The Emotional Roller Coaster of Responding to Requirements Changes

Reviewed by Greg Wilson / 2023-03-03
Keywords: Emotion, Requirements

How do you feel when someone asks you to make a change in your software just before you're about to deploy it? How do you feel when you're making that change, or when that change goes into production? And how should the way requirements changes make developers feel affect the development process? Most books about software engineering don't even ask these questions, much less answer them, but researchers have started to do both. This paper used a survey and a standard psychological instrument to find out developers react when life goes sideways in both agile and non-agile teams, and used that to create a decision-making aid. It's a first step, but a very welcome one, because to paraphrase Dobzhansky, "Nothing in software engineering makes sense except in light of human psychology."

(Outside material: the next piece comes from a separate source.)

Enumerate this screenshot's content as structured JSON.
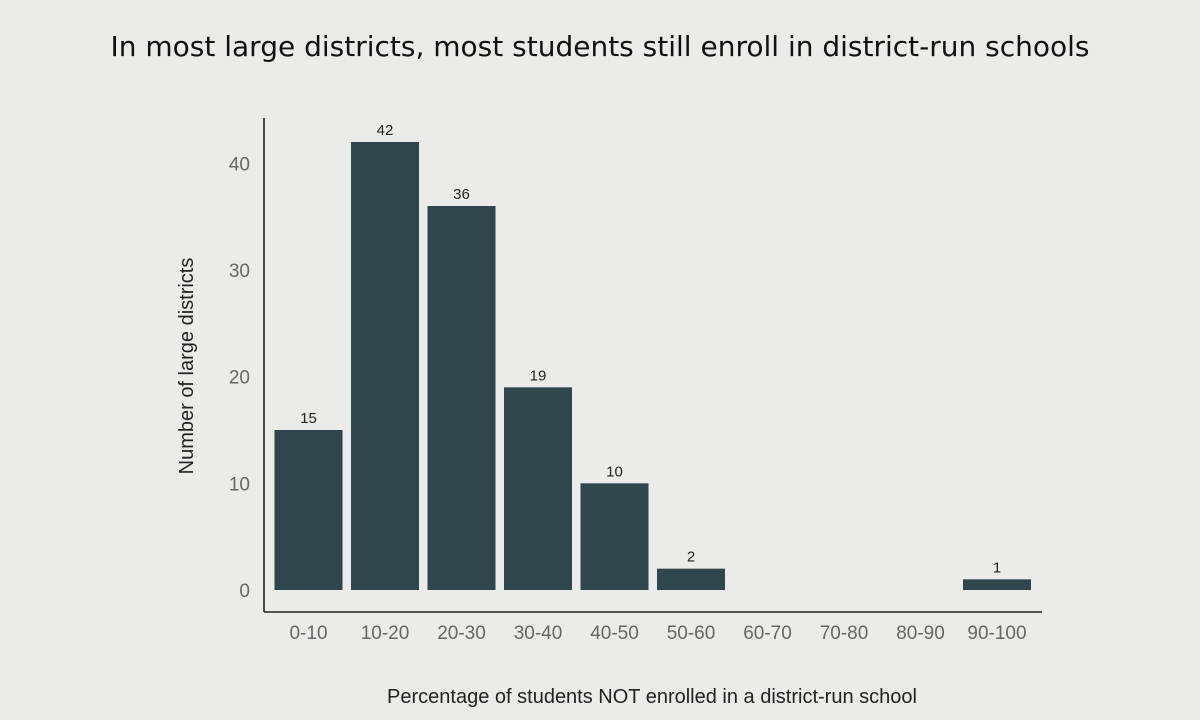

Fig. 5: Emotion Dynamics of Practitioners in Requirements Change Handling Life Cycle from Madampe et al
Fig. 8: Dual-purpose Guide: Emotion-centric Decision Guide from Madampe et al

Kashumi Madampe, Rashina Hoda, and John Grundy. The emotional roller coaster of responding to requirements changes in software engineering. IEEE Transactions on Software Engineering, 2022. URL: https://doi.org/10.1109/tse.2022.3172925.

The authors have made their questionnaire and data available for replication.

Background: A preliminary study we conducted showed that software practitioners respond to requirements changes (RCs) with different emotions, and that their emotions vary at stages of the RC handling life cycle, such as receiving, developing, and delivering RCs. Furthermore, such developer emotions have direct linkages to cognition, productivity, and decision making. Therefore, it is important to gain a comprehensive understanding the role of emotions in a critical scenarios like handling RCs.

Objective: We wanted to study how practitioners emotionally respond to RCs.

Method: We conducted a world-wide survey with the participation of 201 software practitioners. In our survey, we used the Job-related Affective Well-being Scale (JAWS) and open-ended questions to capture participants emotions when handling RCs in their work and query about the different circumstances when they feel these emotions. We used a combined approach of statistical analysis, JAWS, and Socio-Technical Grounded Theory (STGT) for Data Analysis to analyse our survey data.

Findings: We identified (1) emotional responses to RCs, i.e., the most common emotions felt by practitioners when handling RCs; (2) different stimuli—such as the RC, the practitioner, team, manager, customer—that trigger these emotions through their own different characteristics; (3) emotion dynamics, i.e., the changes in emotions during the RC handling life cycle; (4) RC stages where particular emotions are triggered; and (5) time related aspects that regulate the emotion dynamics.

Conclusion: Practitioners are not pleased with receiving RCs all the time. Last minute RCs introduced closer to a deadline especially violate emotional well-being of practitioners. We present some practical recommendations for practitioners to follow, including a dual-purpose emotion-centric decision guide to help decide when to introduce or accept an RC, and some future key research directions.